途端に目の前が真っ白にくらんで、私は思わず目を瞑って顔を背ける。でもノエが歩き出す気配がしたから、置いていかれないように慌てて目を開いた。
「まぶし……!」
「すぐ慣れるよ。見てみな」
ノエが私の背中を押す。光に慣れてきた私の目は、その先に懐かしい光景を映した。
「……畑?」
「そ。花もあるよ」
そこに広がっていたのは緑。高校の体育館の二個分は軽くありそうな広い空間に、植物が所狭しと植えられている。
しかもノクステルナに来てから一番明るい場所と言っても過言ではない。ノクステルナでは外は常に夜だし、屋内は基本的に火の明かりしかないから電気の照明ほど明るくはならない。
それなのにそこは、まるで昼間の外のように明るくて。
光の元を探すと、ドーム状になっている天井にたくさんの光源が設置されているのが分かった。形を確認したいけれど、一個一個ちゃんと見ようとすると流石に目がチカチカしてしまう。だから詳細は分からなかったものの、数え切れないほどの照明が天井に設置されているのはどうにか確認できた。
「ここなあに?」
久しぶりの太陽に似た光に、私の心が軽くなる。人は太陽の光がないと駄目っていうけれど、確かにそうかもしれない。似た光を浴びただけでなんだかうきうきしてくる。
「だから畑だって。外界の植物はノクステルナじゃそのままだとほとんど育たないから」
曰く、ノクステルナには太陽がないから外界から持ち込んだ植物はうまく育たないらしい。だからこうして擬似的に太陽光のある空間を作って、そこで色々と栽培しているのだそうだ。

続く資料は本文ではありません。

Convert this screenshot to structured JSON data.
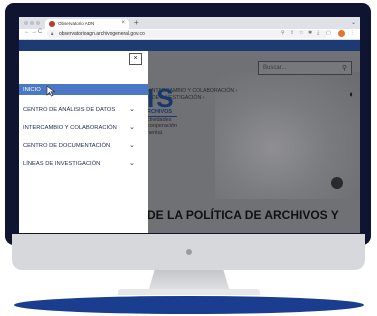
{
  "browser": {
    "tab_title": "Observatorio ADN",
    "tab_close": "×",
    "new_tab": "+",
    "tab_chevron": "⌄",
    "nav_back": "←",
    "nav_forward": "→",
    "nav_reload": "C",
    "url": "observatorioagn.archivogeneral.gov.co",
    "toolbar_icons": [
      "⚲",
      "⇪",
      "☆",
      "✱",
      "⤓",
      "▢",
      "⋮"
    ]
  },
  "menu": {
    "close": "×",
    "items": [
      {
        "label": "INICIO",
        "active": true
      },
      {
        "label": "CENTRO DE ANÁLISIS DE DATOS",
        "chevron": "⌄"
      },
      {
        "label": "INTERCAMBIO Y COLABORACIÓN",
        "chevron": "⌄"
      },
      {
        "label": "CENTRO DE DOCUMENTACIÓN",
        "chevron": "⌄"
      },
      {
        "label": "LÍNEAS DE INVESTIGACIÓN",
        "chevron": "⌄"
      }
    ]
  },
  "page": {
    "search_placeholder": "Buscar...",
    "search_icon": "⚲",
    "breadcrumb_line1": "›  INTERCAMBIO Y COLABORACIÓN ›",
    "breadcrumb_line2": "S DE INVESTIGACIÓN ›",
    "brand_text": "IS",
    "brand_sub1": "RCHIVOS",
    "brand_sub2": "ctividades",
    "brand_sub3": "cooperación",
    "brand_sub4": "nental.",
    "headline": "DE LA POLÍTICA DE ARCHIVOS Y",
    "contrast_icon": "◐"
  },
  "colors": {
    "monitor": "#0f1430",
    "base": "#1a3d8f",
    "accent": "#4a78c6",
    "header": "#1d3b72"
  }
}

「ただ光ってればいいの? っていうかこれ電気? こんな明るいのここで見たことなかったけど」
「太陽光だよ」
「いや嘘じゃん。太陽ないし、こんな屋内で太陽光とか無理でしょ」
「無理じゃないの。部屋に火じゃない照明あるでしょ? あれと一緒」
ノエが言っているのはノストノクスにもあった謎照明のことだろう。電球の代わりについているガラスのようなものが光っていて、スイッチのオンオフの融通がきかないあの照明だ。
「でもあれはもっと火っぽい明かりじゃん」
「それは火の光を吸収させたからだよ」
「……ん?」
「ラピスイグニス――日本語だと誰かが炎輝石って訳してたかな。炎輝石っていうのはノクステルナにしかない石で、光を吸収する性質がある。んで一度光を吸収すると中で反射するとかなんとかで、半永久的に吸収させたのと同じ光を発し続けるんだよ」
なんだその便利石。よく分からないけれど、あのガラスのようなものは実は石だったということなのだろう。

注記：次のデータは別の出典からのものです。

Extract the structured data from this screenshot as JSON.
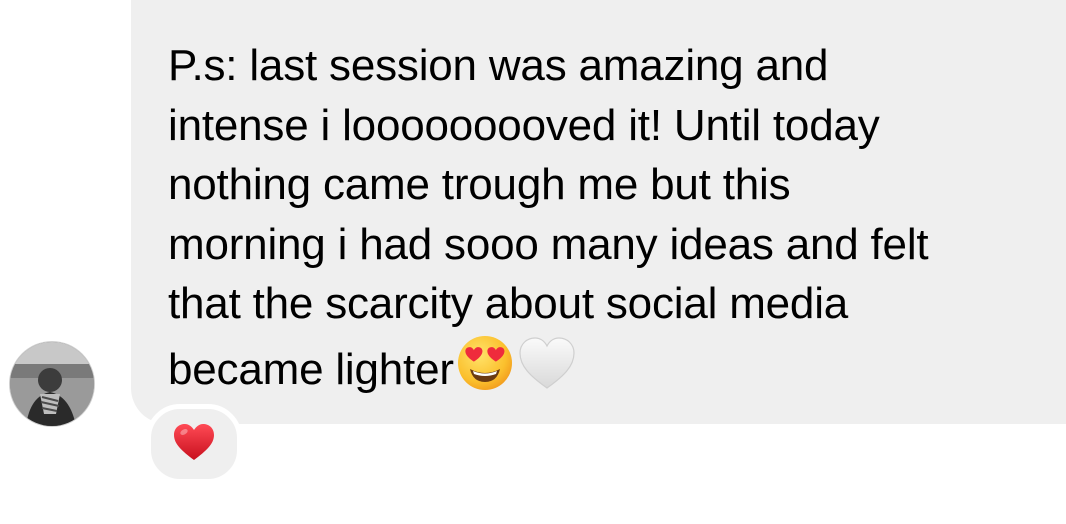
{
  "message": {
    "lines": [
      "P.s: last session was amazing and",
      "intense i looooooooved it! Until today",
      "nothing came trough me but this",
      "morning i had sooo many ideas and felt",
      "that the scarcity about social media",
      "became lighter"
    ],
    "emojis": [
      "heart-eyes-emoji",
      "white-heart-emoji"
    ],
    "bubble_color": "#efefef"
  },
  "reaction": {
    "emoji": "red-heart-emoji",
    "color": "#e0212f"
  }
}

「照明に使われている炎輝石は、炎の光を吸収させたやつ。んでここにあるのは外界で太陽光を吸収させてあるの。だからこの光は太陽光だよ」
「……だから変な格好してるの?」
「変な格好って言うな」
ノエから直接聞いたことはないけれど、吸血鬼といえば太陽に当たれないイメージがある。
それはイメージではなく事実だったようで、ノエが防護服に身を包んでいるのは炎輝石から発せられる太陽光から身を守るためだったのだ。顔のシールドも黒いのはそういうことらしい。
「太陽に当たるとどうなるの?」
「ちょっとくらいは平気なんだけどな、当たりすぎるとやけどしてその部分が減る」
「減るって何」
「減るって言ったら減るんだよ」
わけが分からない。
「でもちょっとは平気なら、そんなの着なくてよかったんじゃない?」
「ほたるが長時間いたいかもしれないじゃん」
「……そうか」
放置すればいいのになと思ったけれど、そういう発想をしないあたりがノエらしい。でもこんな怪しい格好で傍にいられてもな。傍から見たら不審でしかない。

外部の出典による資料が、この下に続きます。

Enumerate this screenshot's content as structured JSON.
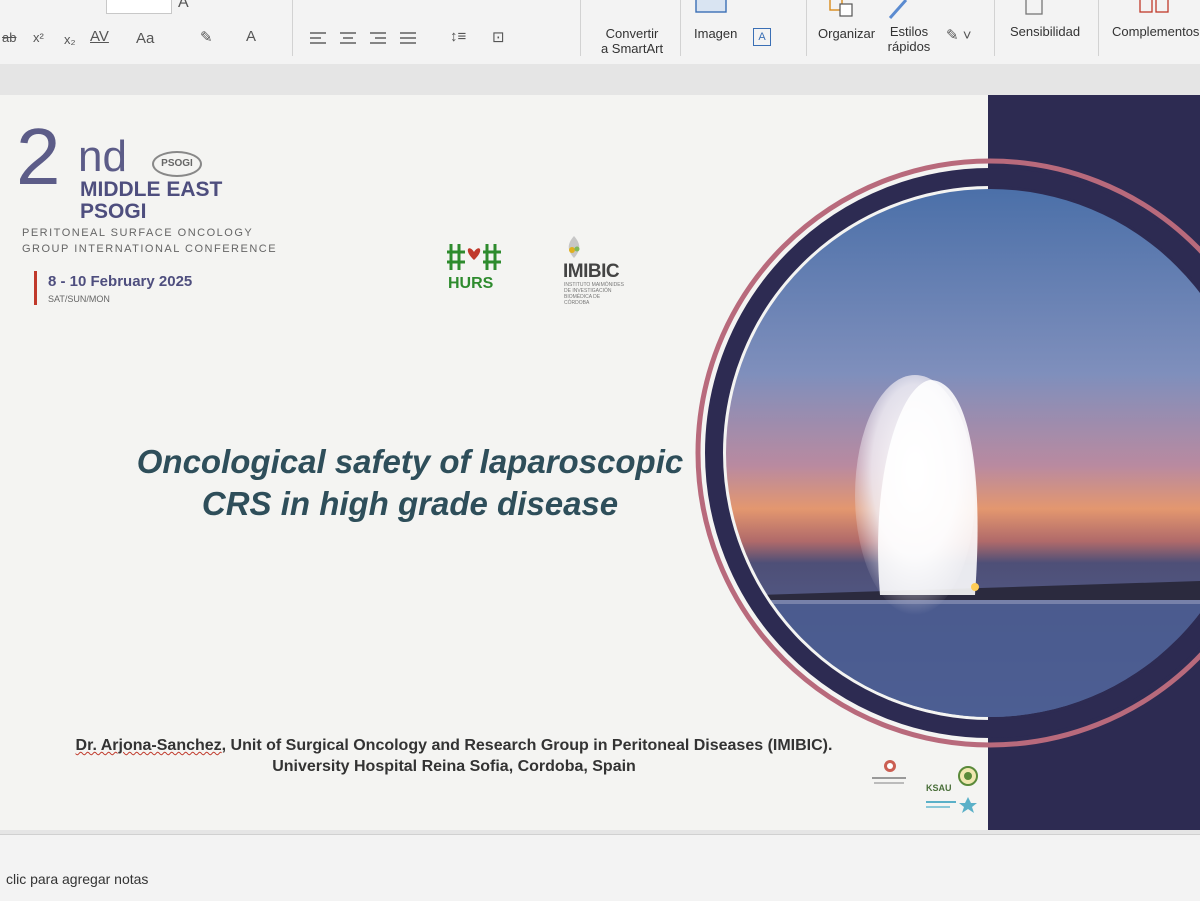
{
  "ribbon": {
    "convert_line1": "Convertir",
    "convert_line2": "a SmartArt",
    "image_label": "Imagen",
    "organize_label": "Organizar",
    "quick_styles_line1": "Estilos",
    "quick_styles_line2": "rápidos",
    "sensitivity_label": "Sensibilidad",
    "addins_label": "Complementos",
    "superscript": "x²",
    "subscript": "x₂",
    "char_spacing": "AV",
    "change_case": "Aa",
    "font_color_a": "A",
    "strikethrough": "ab"
  },
  "slide": {
    "logo_number": "2",
    "logo_ordinal": "nd",
    "logo_line1": "MIDDLE EAST",
    "logo_line2": "PSOGI",
    "logo_badge": "PSOGI",
    "conference_line1": "PERITONEAL SURFACE ONCOLOGY",
    "conference_line2": "GROUP INTERNATIONAL CONFERENCE",
    "dates": "8 - 10 February 2025",
    "days": "SAT/SUN/MON",
    "hurs_logo": "HURS",
    "imibic_logo": "IMIBIC",
    "imibic_sub": "INSTITUTO MAIMÓNIDES DE INVESTIGACIÓN BIOMÉDICA DE CÓRDOBA",
    "title_line1": "Oncological safety of laparoscopic",
    "title_line2": "CRS in high grade disease",
    "author_name": "Dr. Arjona-Sanchez",
    "author_rest": ", Unit of Surgical Oncology and Research Group in Peritoneal Diseases (IMIBIC).",
    "author_line2": "University Hospital Reina Sofia, Cordoba, Spain",
    "ksau_logo": "KSAU"
  },
  "notes": {
    "placeholder": "clic para agregar notas"
  },
  "colors": {
    "title": "#2e4e5a",
    "navy_panel": "#2d2b52",
    "ring": "#b86a7c",
    "accent_red": "#c0392b"
  }
}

「まァ、気の済むまで日向ぼっこでもしなさいな。作物勝手に食べちゃだめよ」
「はあい」
多分ノエは私を元気づけようとしてくれているんだろう。確かにこうしているだけでなんだか気持ちが明るくなっていくのが分かる。
私は久々の緑を感じながら、そのまましばらくの間散歩を楽しんだ。